Según se ha sabido, la señalización vial deficiente de la que se considera la primera «calle ciclista» de Inglaterra tuvo que ser rehecha, ya que no se podían aplicar las multas.

El proyecto, valorado en 2,4 millones de libras y situado en Adams Road, al oeste de Cambridge, da prioridad a ciclistas y peatones sobre los automovilistas y se inauguró en mayo.

El lunes la carretera estuvo cerrada y, al parecer, las líneas amarillas dobles habían sido retiradas como parte de las obras.

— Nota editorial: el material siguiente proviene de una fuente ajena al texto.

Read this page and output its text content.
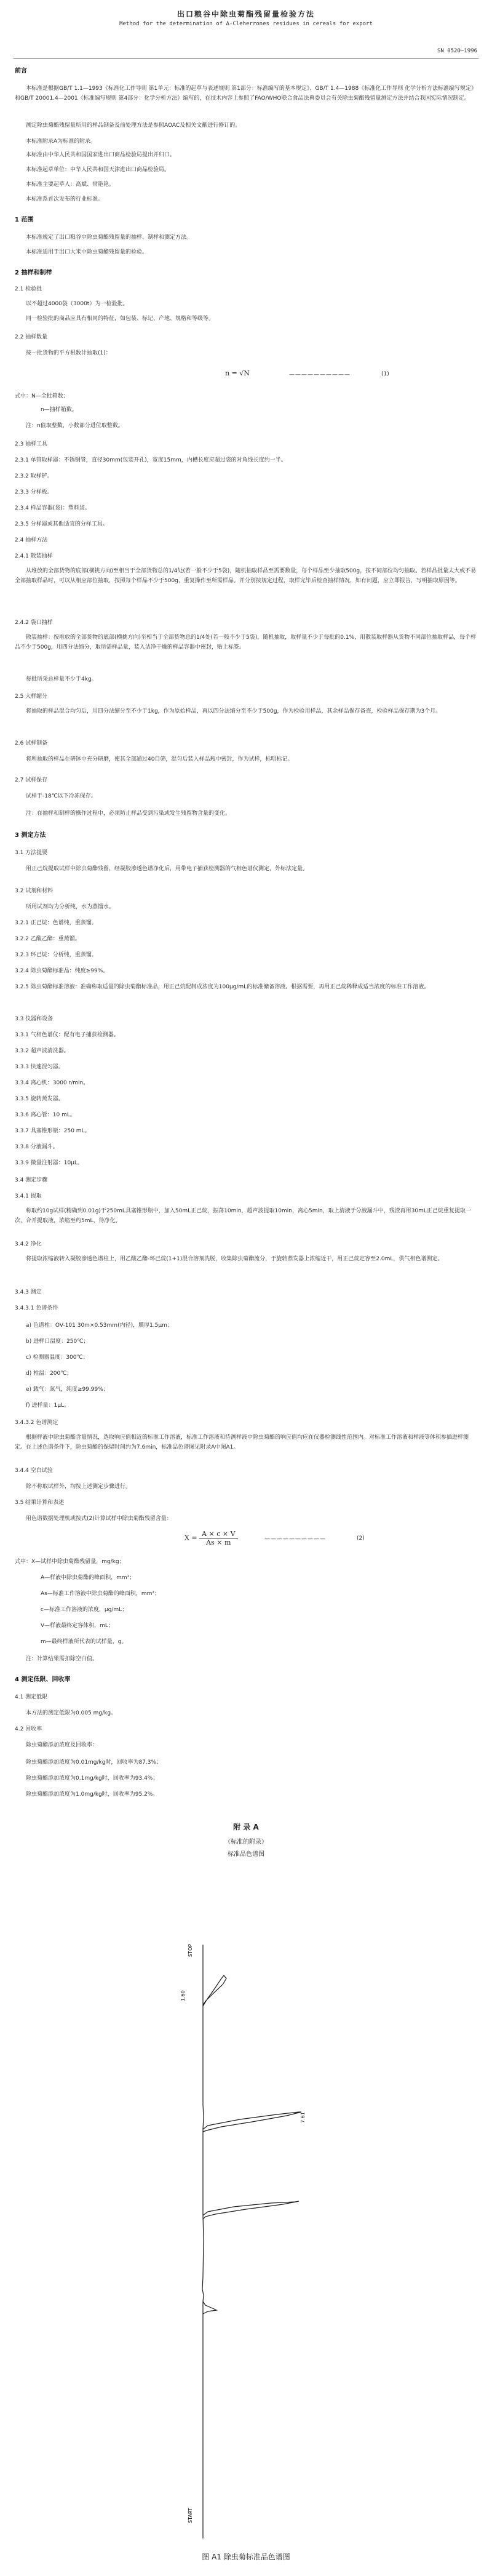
出口粮谷中除虫菊酯残留量检验方法
Method for the determination of Δ-Cleherrones residues in cereals for export
SN 0520—1996
前言
本标准是根据GB/T 1.1—1993《标准化工作导则 第1单元：标准的起草与表述规则 第1部分：标准编写的基本规定》、GB/T 1.4—1988《标准化工作导则 化学分析方法标准编写规定》和GB/T 20001.4—2001《标准编写规则 第4部分：化学分析方法》编写的，在技术内容上参照了FAO/WHO联合食品法典委员会有关除虫菊酯残留量测定方法并结合我国实际情况制定。
测定除虫菊酯残留量所用的样品制备及前处理方法是参照AOAC及相关文献进行修订的。
本标准附录A为标准的附录。
本标准由中华人民共和国国家进出口商品检验局提出并归口。
本标准起草单位：中华人民共和国天津进出口商品检验局。
本标准主要起草人：高斌、常艳艳。
本标准系首次发布的行业标准。
1 范围
本标准规定了出口粮谷中除虫菊酯残留量的抽样、制样和测定方法。
本标准适用于出口大米中除虫菊酯残留量的检验。
2 抽样和制样
2.1 检验批
以不超过4000袋（3000t）为一检验批。
同一检验批的商品应具有相同的特征，如包装、标记、产地、规格和等级等。
2.2 抽样数量
按一批货物的平方根数计抽取(1)：
n = √N	——————————	(1)
式中：N—全批箱数；
n—抽样箱数。
注：n值取整数，小数部分进位取整数。
2.3 抽样工具
2.3.1 单管取样器：不锈钢管，直径30mm(包装开孔)，宽度15mm，内槽长度应超过袋的对角线长度约一半。
2.3.2 取样铲。
2.3.3 分样板。
2.3.4 样品容器(袋)：塑料袋。
2.3.5 分样器或其他适宜的分样工具。
2.4 抽样方法
2.4.1 散装抽样
从堆放的全部货物的底部(横挑方向)至相当于全部货物总的1/4处(若一般不少于5袋)，随机抽取样品至需要数量，每个样品至少抽取500g，按不同部位均匀抽取。若样品批量太大或不易全部抽取样品时，可以从相应部位抽取，按照每个样品不少于500g，重复操作至所需样品。并分别按规定过程，取样完毕后检查抽样情况，如有问题，应立即报告，写明抽取原因等。
2.4.2 袋口抽样
散装抽样：按堆放的全部货物的底部(横挑方向)至相当于全部货物总的1/4处(若一般不少于5袋)，随机抽取，取样量不少于每批的0.1%，用散装取样器从货物不同部位抽取样品，每个样品不少于500g，用四分法缩分，取所需样品量，装入洁净干燥的样品容器中密封，贴上标签。
每批所采总样量不少于4kg。
2.5 大样缩分
将抽取的样品混合均匀后，用四分法缩分至不少于1kg，作为原始样品，再以四分法缩分至不少于500g，作为检验用样品，其余样品保存备查，检验样品保存期为3个月。
2.6 试样制备
将所抽取的样品在研钵中充分研磨，使其全部通过40目筛，混匀后装入样品瓶中密封，作为试样，标明标记。
2.7 试样保存
试样于-18℃以下冷冻保存。
注：在抽样和制样的操作过程中，必须防止样品受到污染或发生残留物含量的变化。
3 测定方法
3.1 方法提要
用正己烷提取试样中除虫菊酯残留，经凝胶渗透色谱净化后，用带电子捕获检测器的气相色谱仪测定，外标法定量。
3.2 试剂和材料
所用试剂均为分析纯，水为蒸馏水。
3.2.1 正己烷：色谱纯，重蒸馏。
3.2.2 乙酸乙酯：重蒸馏。
3.2.3 环己烷：分析纯，重蒸馏。
3.2.4 除虫菊酯标准品：纯度≥99%。
3.2.5 除虫菊酯标准溶液：准确称取适量的除虫菊酯标准品，用正己烷配制成浓度为100μg/mL的标准储备溶液。根据需要，再用正己烷稀释成适当浓度的标准工作溶液。
3.3 仪器和设备
3.3.1 气相色谱仪：配有电子捕获检测器。
3.3.2 超声波清洗器。
3.3.3 快速混匀器。
3.3.4 离心机：3000 r/min。
3.3.5 旋转蒸发器。
3.3.6 离心管：10 mL。
3.3.7 具塞锥形瓶：250 mL。
3.3.8 分液漏斗。
3.3.9 微量注射器：10μL。
3.4 测定步骤
3.4.1 提取
称取约10g试样(精确到0.01g)于250mL具塞锥形瓶中，加入50mL正己烷，振荡10min，超声波提取10min，离心5min，取上清液于分液漏斗中，残渣再用30mL正己烷重复提取一次，合并提取液，浓缩至约5mL，待净化。
3.4.2 净化
将提取浓缩液转入凝胶渗透色谱柱上，用乙酸乙酯-环己烷(1+1)混合溶剂洗脱，收集除虫菊酯流分，于旋转蒸发器上浓缩近干，用正己烷定容至2.0mL，供气相色谱测定。
3.4.3 测定
3.4.3.1 色谱条件
a) 色谱柱：OV-101 30m×0.53mm(内径)，膜厚1.5μm；
b) 进样口温度：250℃；
c) 检测器温度：300℃；
d) 柱温：200℃；
e) 载气：氮气，纯度≥99.99%；
f) 进样量：1μL。
3.4.3.2 色谱测定
根据样液中除虫菊酯含量情况，选取响应值相近的标准工作溶液，标准工作溶液和待测样液中除虫菊酯的响应值均应在仪器检测线性范围内。对标准工作溶液和样液等体积参插进样测定。在上述色谱条件下，除虫菊酯的保留时间约为7.6min，标准品色谱图见附录A中图A1。
3.4.4 空白试验
除不称取试样外，均按上述测定步骤进行。
3.5 结果计算和表述
用色谱数据处理机或按式(2)计算试样中除虫菊酯残留含量：
$X = \frac{A \times c \times V}{As \times m}$	——————————	(2)
式中：X—试样中除虫菊酯残留量，mg/kg；
A—样液中除虫菊酯的峰面积，mm²；
As—标准工作溶液中除虫菊酯的峰面积，mm²；
c—标准工作溶液的浓度，μg/mL；
V—样液最终定容体积，mL；
m—最终样液所代表的试样量，g。
注：计算结果需扣除空白值。
4 测定低限、回收率
4.1 测定低限
本方法的测定低限为0.005 mg/kg。
4.2 回收率
除虫菊酯添加浓度及回收率：
除虫菊酯添加浓度为0.01mg/kg时，回收率为87.3%；
除虫菊酯添加浓度为0.1mg/kg时，回收率为93.4%；
除虫菊酯添加浓度为1.0mg/kg时，回收率为95.2%。
附 录 A
（标准的附录）
标准品色谱图
1.60
7.61
START
STOP
图 A1 除虫菊标准品色谱图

La Greater Cambridge Partnership (GCP), responsable del proyecto, ha admitido que las marcas «no se ajustaban al diseño especificado y, por lo tanto, no eran exigibles».

La empresa contratista M Group afirmó que estaba rehaciendo el trabajo sin coste alguno para el contribuyente.

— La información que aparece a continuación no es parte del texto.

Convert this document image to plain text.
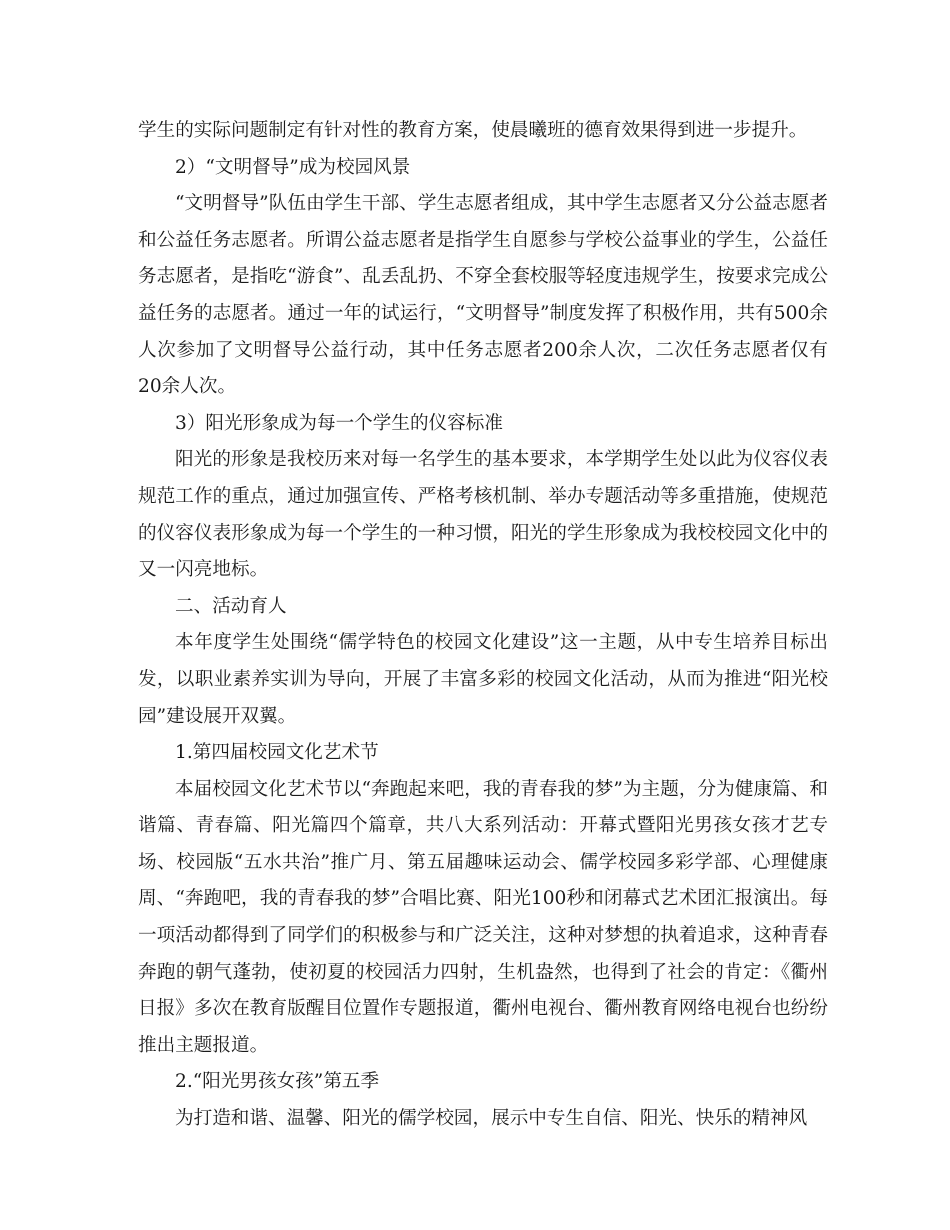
学生的实际问题制定有针对性的教育方案，使晨曦班的德育效果得到进一步提升。

2）“文明督导”成为校园风景

“文明督导”队伍由学生干部、学生志愿者组成，其中学生志愿者又分公益志愿者和公益任务志愿者。所谓公益志愿者是指学生自愿参与学校公益事业的学生，公益任务志愿者，是指吃“游食”、乱丢乱扔、不穿全套校服等轻度违规学生，按要求完成公益任务的志愿者。通过一年的试运行，“文明督导”制度发挥了积极作用，共有500余人次参加了文明督导公益行动，其中任务志愿者200余人次，二次任务志愿者仅有20余人次。

3）阳光形象成为每一个学生的仪容标准

阳光的形象是我校历来对每一名学生的基本要求，本学期学生处以此为仪容仪表规范工作的重点，通过加强宣传、严格考核机制、举办专题活动等多重措施，使规范的仪容仪表形象成为每一个学生的一种习惯，阳光的学生形象成为我校校园文化中的又一闪亮地标。

二、活动育人

本年度学生处围绕“儒学特色的校园文化建设”这一主题，从中专生培养目标出发，以职业素养实训为导向，开展了丰富多彩的校园文化活动，从而为推进“阳光校园”建设展开双翼。

1.第四届校园文化艺术节

本届校园文化艺术节以“奔跑起来吧，我的青春我的梦”为主题，分为健康篇、和谐篇、青春篇、阳光篇四个篇章，共八大系列活动：开幕式暨阳光男孩女孩才艺专场、校园版“五水共治”推广月、第五届趣味运动会、儒学校园多彩学部、心理健康周、“奔跑吧，我的青春我的梦”合唱比赛、阳光100秒和闭幕式艺术团汇报演出。每一项活动都得到了同学们的积极参与和广泛关注，这种对梦想的执着追求，这种青春奔跑的朝气蓬勃，使初夏的校园活力四射，生机盎然，也得到了社会的肯定：《衢州日报》多次在教育版醒目位置作专题报道，衢州电视台、衢州教育网络电视台也纷纷推出主题报道。

2.“阳光男孩女孩”第五季

为打造和谐、温馨、阳光的儒学校园，展示中专生自信、阳光、快乐的精神风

Carretera roja con líneas amarillas desvanecidas y dos bicicletas blancas pintadas en la carretera.
La carretera forma parte de un proyecto más amplio del GCP.

GCP ya había declarado que M Group asumía «toda la responsabilidad y los estaba retirando y reemplazando por su cuenta».

Esta calle forma parte de un proyecto más amplio denominado «vía verde» del GCP, cuyo objetivo es mejorar los desplazamientos a pie y en bicicleta entre la ciudad y el pueblo de Comberton.

Señales de cierre de carretera, barreras y conos de tráfico, con una calle roja para bicicletas detrás.
La carretera estuvo cerrada el lunes durante 11 días.

Según la normativa, los automovilistas pueden acceder a la carretera, pero deben ceder el paso a los ciclistas.

La carretera se ha pintado de rojo y las aceras se han ensanchado, al tiempo que se ha eliminado gran parte del aparcamiento en la vía pública para eliminar los puntos ciegos para los conductores que salen de los garajes, así como para reducir el riesgo de que las puertas se abran sobre los ciclistas.

M Group ya se disculpó «por cualquier molestia causada a los residentes y negocios locales» debido al cierre de la carretera, y agregó que estaba «trabajando para mantener [las molestias] al mínimo absoluto».